The “front side” of the Sierra is a not as well-known as the Sierra of Yosemite and Lake Tahoe. But as the drought in California continues and temperatures steadily rise due to climate change, the mountain towns of the Eastern Sierras are increasingly making headline news due to wildfire danger and destruction. Most recently, the small community of Swall Meadows was ravaged by “the distorted reality of fire in winter” which destroyed 35 homes in early February.

The local effects of climate change are obvious throughout the region. This winter there was little snow, but plenty of dust storms. Bark beetles have settled in and trees are dying. Steadily warming temperatures cause more evaporation, so the earth is drier overall and the fire season is much longer — by an average of 70 days — compared with four decades ago. No surprise then, that most of California’s “megafires”, including Yosemite’s horrific Rim Fire, have occurred since 2000. Unfortunately, the number of Sierra fires are projected to double by 2050.

As reported by Julia Sulek in San Jose Mercury News, “Emotions are so deep, you’re numb,” said retired resident Harvey VanDyke. “You know what’s happening. You see what’s happening. You don’t open yourself to it.”

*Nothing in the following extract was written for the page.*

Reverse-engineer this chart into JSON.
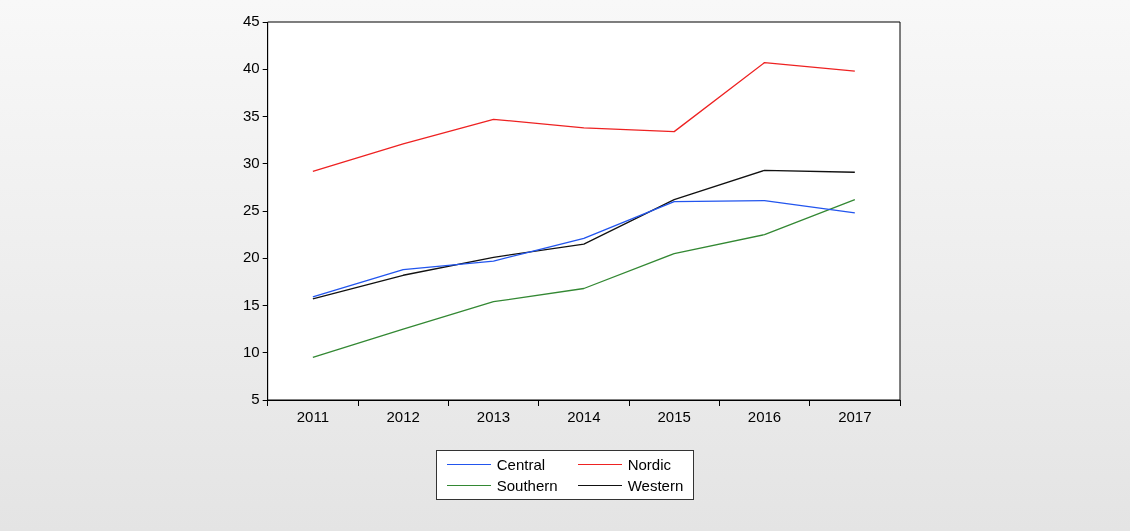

It is clear that community leaders and residents must take collective action to develop workable climate action plans and solutions. ecoAmerica’s report “Beyond Storms and Droughts: The Psychological Impacts of Climate Change” provides guidance for leaders to help engage the public on climate change through the lens of health and well-being, and to prepare and strengthen communities to withstand these impacts.

California drought: Eastern Sierra community lives with devastating reality of year-round fire season

By Julia Prodis Sulek | San Jose Mercury News | April 25, 2015

BISHOP — The fire came up quickly here in the eastern Sierra Nevada, destroying 35 homes and taking the mountainside community of Swall Meadows by surprise. Who would expect a roiling wildfire — throwing fireballs and whipping up flame whirls through 7,000 acres of sagebrush, piñon and Jeffrey pine — in the dead of winter?

“Three years before, I had 12 feet of snow at my house on that exact date in February,” said volunteer Fire Chief Dale Schmidt, whose Wheeler Crest station in the remote Swall Meadows neighborhood is surrounded by carcasses of burned homes. “Four years ago, they would have had a couple to 3 feet of snow where the fire started. That’s the mental state people were in: Winter is not the season for fire danger.”

As California enters its fourth year of drought, communities across the West are confronting a new reality — a year-round fire season. Perhaps nowhere are the consequences as obvious as in Swall Meadows, where the 300 residents are now shoveling ash instead of snow. Coping with chronic fire danger is the focus of the latest installment of this newspaper’s ongoing series, “A State of Drought.” Since January — the driest and warmest in California history — the state’s firefighters have battled nearly 850 wildfires, twice as many as in a normal year. In 2014, the state endured 1,000 more wildfires than in a typical year.